Sunday, April 11, 2004

Books for bargain hunters
After meeting some friends somewhere at the Araneta Center in Cubao late this afternoon , I went to National Bookstore beside the Araneta Coliseum to look for Teodoro Agoncillo's Revolt of the Masses. (My Holy Week resolution was to start reading on Philippine history so as to fill the massive gap in my education. )

The bookstore did not have the Agoncillo book. It must have been sold out just recently because the last time I was there a copy was still on display. Not wanting to waste my effort altogether, I decided to go to my favorite section--the top floor where they put the books on sale.

The bookstore has a totally new collection of bargain brand-new books, and I was astounded by the quality of the books. Never before in my short life have I seen a more superior collection of books in a bookstore. I found three books I have been looking for for such a long time and bought them at bargain prices:

1) Robert Blake's Disraeli-- I know this book was a Bill Clinton favorite, and I was reading a book on Nixon last week, James Hume's Nixon's Ten Commandments of Leadership and Negotiation, and found out that it was Nixon's favorite as well.

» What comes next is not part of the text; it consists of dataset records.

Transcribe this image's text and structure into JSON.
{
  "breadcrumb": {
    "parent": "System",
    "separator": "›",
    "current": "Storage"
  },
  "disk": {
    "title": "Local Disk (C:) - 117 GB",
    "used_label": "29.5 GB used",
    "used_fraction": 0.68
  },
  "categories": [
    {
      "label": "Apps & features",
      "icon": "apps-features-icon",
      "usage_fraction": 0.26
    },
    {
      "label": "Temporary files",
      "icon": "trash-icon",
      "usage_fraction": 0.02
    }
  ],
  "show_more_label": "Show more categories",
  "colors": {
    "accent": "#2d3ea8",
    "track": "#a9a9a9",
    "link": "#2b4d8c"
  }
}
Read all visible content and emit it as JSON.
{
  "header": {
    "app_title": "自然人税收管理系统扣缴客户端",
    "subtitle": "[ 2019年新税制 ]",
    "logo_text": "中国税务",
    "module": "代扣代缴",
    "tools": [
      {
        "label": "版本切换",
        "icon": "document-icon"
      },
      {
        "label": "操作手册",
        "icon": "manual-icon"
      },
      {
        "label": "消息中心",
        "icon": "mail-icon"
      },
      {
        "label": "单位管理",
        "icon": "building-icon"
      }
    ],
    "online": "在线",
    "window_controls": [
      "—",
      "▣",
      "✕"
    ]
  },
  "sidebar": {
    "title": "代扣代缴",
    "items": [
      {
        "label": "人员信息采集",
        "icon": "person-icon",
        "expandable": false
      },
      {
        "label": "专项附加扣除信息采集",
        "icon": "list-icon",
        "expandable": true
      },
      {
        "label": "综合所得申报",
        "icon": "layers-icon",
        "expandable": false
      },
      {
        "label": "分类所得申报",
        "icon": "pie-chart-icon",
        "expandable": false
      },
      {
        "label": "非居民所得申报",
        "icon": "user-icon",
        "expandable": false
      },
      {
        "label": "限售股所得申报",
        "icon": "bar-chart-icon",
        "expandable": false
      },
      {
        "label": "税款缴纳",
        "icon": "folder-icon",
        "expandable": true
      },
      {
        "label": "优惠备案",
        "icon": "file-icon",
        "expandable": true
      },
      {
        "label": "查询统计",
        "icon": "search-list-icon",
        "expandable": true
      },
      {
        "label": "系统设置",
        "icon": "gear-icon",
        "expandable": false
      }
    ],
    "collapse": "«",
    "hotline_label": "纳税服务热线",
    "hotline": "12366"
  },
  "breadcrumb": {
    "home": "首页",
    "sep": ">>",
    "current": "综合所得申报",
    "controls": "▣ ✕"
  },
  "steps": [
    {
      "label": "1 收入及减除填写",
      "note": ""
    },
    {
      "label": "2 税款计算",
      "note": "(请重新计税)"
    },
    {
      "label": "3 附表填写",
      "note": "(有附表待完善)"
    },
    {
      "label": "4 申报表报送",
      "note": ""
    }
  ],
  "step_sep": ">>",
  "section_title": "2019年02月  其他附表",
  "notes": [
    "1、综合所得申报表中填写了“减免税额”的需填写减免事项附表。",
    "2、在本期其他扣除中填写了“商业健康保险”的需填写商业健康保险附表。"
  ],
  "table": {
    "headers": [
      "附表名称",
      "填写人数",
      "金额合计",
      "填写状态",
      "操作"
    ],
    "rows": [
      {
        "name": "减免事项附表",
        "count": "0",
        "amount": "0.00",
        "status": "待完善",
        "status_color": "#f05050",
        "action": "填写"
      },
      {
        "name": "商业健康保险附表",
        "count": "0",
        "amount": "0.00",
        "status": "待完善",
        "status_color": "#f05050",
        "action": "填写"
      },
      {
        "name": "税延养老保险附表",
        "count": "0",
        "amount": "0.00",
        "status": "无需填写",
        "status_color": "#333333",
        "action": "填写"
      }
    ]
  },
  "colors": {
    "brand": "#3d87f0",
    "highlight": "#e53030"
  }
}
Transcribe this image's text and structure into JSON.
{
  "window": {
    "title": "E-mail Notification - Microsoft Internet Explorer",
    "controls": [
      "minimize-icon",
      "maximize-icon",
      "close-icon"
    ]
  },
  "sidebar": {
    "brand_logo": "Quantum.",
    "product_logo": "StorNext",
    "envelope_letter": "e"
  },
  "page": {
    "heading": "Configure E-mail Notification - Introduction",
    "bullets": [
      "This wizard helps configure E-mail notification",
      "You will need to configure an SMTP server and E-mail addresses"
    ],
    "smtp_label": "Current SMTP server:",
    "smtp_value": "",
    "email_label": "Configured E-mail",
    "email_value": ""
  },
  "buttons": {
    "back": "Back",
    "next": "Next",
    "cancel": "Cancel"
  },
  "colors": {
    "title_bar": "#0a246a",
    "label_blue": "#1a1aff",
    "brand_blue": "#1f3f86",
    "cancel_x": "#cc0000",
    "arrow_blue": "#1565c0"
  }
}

2) Ian Kershaw's Hitler. I have always been fascinated by Hitler and his talent at selling his stupid ideas to the German people, and I've heard Kershaw's was the best biography of Hitler.

3) Professor Allan Bloom's translation of Rousseau's Emile. It was Allan Bloom's books that introduced me to poltical theory and I have always been in awe of Allan Bloom since then despite his terrible snobbism ( He, for one, thinks all pop music is trash and he only listens to classical music except Ravel's Bolero which he hates for being much too simplistic and popular among the youth.)

If any of you have time I highly advise that you take a look at the top floor of NBS Araneta Center. I remember seeing biographies of the ballet dancer Nureyev, Ho Chi Minh, Marie Antoinette, Madame de Pompadour, Alfred Kinsey, Gore Vidal, Saul Bellow, Gauguin, Peter the Great, Khrushchev, Mapplethorpe, Maria Callas, President Thabo Mbeki, Robert Burns, Lloyd George, Francis Bacon, many others I dont remember and, yes, even Robin Hood.

I saw collected works of JS Mill, various histories of the French revolution, a copy of Rousseau's Confessions, a history of British Labor political thought, Marshal Mcluhan's Medium and the Message, the memoirs of Louis Althusser,various copies of Thomas Friedman's Lexus and the Olive Tree, a book on DH Laurence's marriage. The bookstore was also selling Wordsworth editions of classics I' ve never before seen being sold in National bookstore, or in any other store for that matter, like Gargantua and Pantagruel, and Petronius's Satyricon.

The collection was too highbrow it blew my mind. I saw books you never expect National Bookstore would sell--and all at reduced prices. Light reading is also available. Books on musicians ranging from Beatles to Boyzone were also to be found. For those of more prurient interest, there is one whole shelf of classic erotica: Decameron, a bevy from anonymous authors, including one generally presumed to have been written by Oscar Wilde.

I think all other bookstores in Manila pale in comparison today. (The people behind PowerBooks like to think their collections are highbrow, but they delude themselves.) I highly recommend everyone to go the National at Araneta, take the escalators and go staright to the top floor, but please don't buy Peter the Great and the Principles of Public International Law which I have hidden right beside copies of Emile; I am yet looking for money to buy them.

Do I sound like some agent ? I was just too happy for finding such an abundance of good books being sold at sale prices, that's all.